Уборка зерновых хлебов была уже окончена, а коробочки хлопчатника еще не раскрылись, поэтому Ишхаев второй день свободно проводил со своими гостями и родичами. Много ели, много пили. Но за стенами, окружавшими усадьбу Ишхаева, было тихо: ни заунывных звуков двухметрового медного корная, ни песен. Доносился только глухой бой бубна.
Коран запретил мусульманину пить перебродивший сок виноградной лозы, но в нем ничего не сказано о хлебной водке, о курении опиума или гашиша-анаши, зелено-коричневого сока индийской конопли. Мало кто считался в Чешме и Дуабе с указаниями корана, а водкой сельский кооператив торговал слабо. Среди узбеков хранится врожденное предубеждение против пьянства. Два литра купил в сельпо Ишхаев, и то продавец шутил:
— Зачем так много? Ой, Шарип, берегись, сам пьяный будешь, гостей напоишь, головы заболят, пожалеете.
Знал продавец, что сам Ишхаев выпить не прочь.
Ишхаев вышел за ворота своего дома и остановился на улице, безразлично глядя в степь, мимо стены следующего и последнего дома кишлака.
А все же водка действовала на голову. Ишхаеву вспомнился августовский день двадцать второго года, молодость. Конь у него был кровный туркменский, злой жеребец. Красных было всего два эскадрона, может быть три. А у Энвер-паши тысяч пять всадников, как цветами пятнавших степь яркими халатами.

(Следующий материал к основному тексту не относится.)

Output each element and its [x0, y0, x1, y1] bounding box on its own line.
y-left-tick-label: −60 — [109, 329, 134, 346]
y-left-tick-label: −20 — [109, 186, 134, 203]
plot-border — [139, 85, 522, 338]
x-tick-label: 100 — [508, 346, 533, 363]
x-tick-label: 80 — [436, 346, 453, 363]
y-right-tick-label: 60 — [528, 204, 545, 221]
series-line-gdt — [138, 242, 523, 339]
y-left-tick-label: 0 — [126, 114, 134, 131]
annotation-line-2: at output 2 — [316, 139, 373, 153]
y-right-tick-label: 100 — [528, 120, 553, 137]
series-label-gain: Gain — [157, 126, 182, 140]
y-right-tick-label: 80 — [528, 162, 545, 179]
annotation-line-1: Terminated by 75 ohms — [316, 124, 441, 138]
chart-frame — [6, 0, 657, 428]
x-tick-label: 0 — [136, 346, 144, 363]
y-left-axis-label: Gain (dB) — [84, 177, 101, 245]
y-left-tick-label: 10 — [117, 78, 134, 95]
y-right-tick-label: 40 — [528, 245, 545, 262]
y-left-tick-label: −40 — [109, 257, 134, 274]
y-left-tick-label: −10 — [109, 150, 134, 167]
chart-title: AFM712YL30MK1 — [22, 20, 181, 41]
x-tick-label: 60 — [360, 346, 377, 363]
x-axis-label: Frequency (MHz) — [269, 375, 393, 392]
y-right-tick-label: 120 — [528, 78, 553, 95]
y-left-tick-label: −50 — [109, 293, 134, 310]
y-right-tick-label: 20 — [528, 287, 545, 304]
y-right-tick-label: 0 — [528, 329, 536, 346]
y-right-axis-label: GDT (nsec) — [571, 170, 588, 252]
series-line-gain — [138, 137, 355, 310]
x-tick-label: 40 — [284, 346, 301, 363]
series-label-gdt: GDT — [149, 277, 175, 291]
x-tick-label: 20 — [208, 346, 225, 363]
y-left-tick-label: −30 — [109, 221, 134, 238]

Эх, не будь у красных пулеметов… Ишхаеву пришлось быть рядом с Энвером, и чуть не первым увидел он, как поползло с коня вниз пробитое пулей тело паши.
Но ушел Ишхаев и немало еще погулял басмачом, прятался, ускользал и опять был в седле. Только в тридцать втором году успокоился окончательно, сумев скрыться от красных после разгрома Ибрагим-бека. Сначала осел в Карши, потом сюда перебрался, женился. А ниточку все же за собой тянул. И вот его вспомнили…
Все, что сейчас Ишхаев видел перед собой, он знал до мельчайших подробностей. Вправо в степь отходил глубокий овраг. Недавно в колхозе побывали трое изыскателей, и пошли разговоры, что когда-то по долине протекала река. Нет, эту реку люди сами выдумали, глядя на сухое русло. Какие тут реки! Так, лет тысячу рыли степь зимние воды, вот и нарыли.
Медленно ворочал Ишхаев тяжелые, тошные мысли. Если бы умел человек забыть прошлое, не познавать настоящего и не думать о будущем! Но во всем утверждается воля вечного, утешал он себя.
Ишхаев глядел на надоедливо-знакомую границу возделанной земли, начерченную вытянутой ниткой тополей. За ними была степь — скучная, никому не нужная пустыня. Вдали по дороге бежали клубы пыли. В кишлак шли несколько автомашин. Едут посторонние. Ишхаев знал, что все три колхозные автомашины были дома.
Вскоре передняя машина вынырнула из-за стены и прошла мимо. В кузове лежали какие-то большие предметы. На покрывавшем их брезенте сидели двое — узбек с короткой бородой и русский, бритый, в выцветшей фуражке. Ишхаев узнал их — те самые изыскатели, что недавно посетили кишлак.
Автомашина остановилась в другом конце улицы, перед домом председателя колхоза. Одна за другой к ней присоединились еще четыре, нагруженные отесанными столбами и железными брусьями.
А не приехал ли и тот человек, которого ждали его четыре гостя? Здесь никто не откажет подвезти попутчика.
Ишхаев ждал минут пятнадцать, сидя на корточках в тени стены. Нет, еще не приехал. Ему опять было тошно и скучно. В его дни люди были смелее. А эти засели у него, потому что в Карши один его друг, бывший мулла и бывший басмач, как он, побоялся их держать и прислал сюда. На все воля бога… По крайней мере, гости — настоящие мусульмане.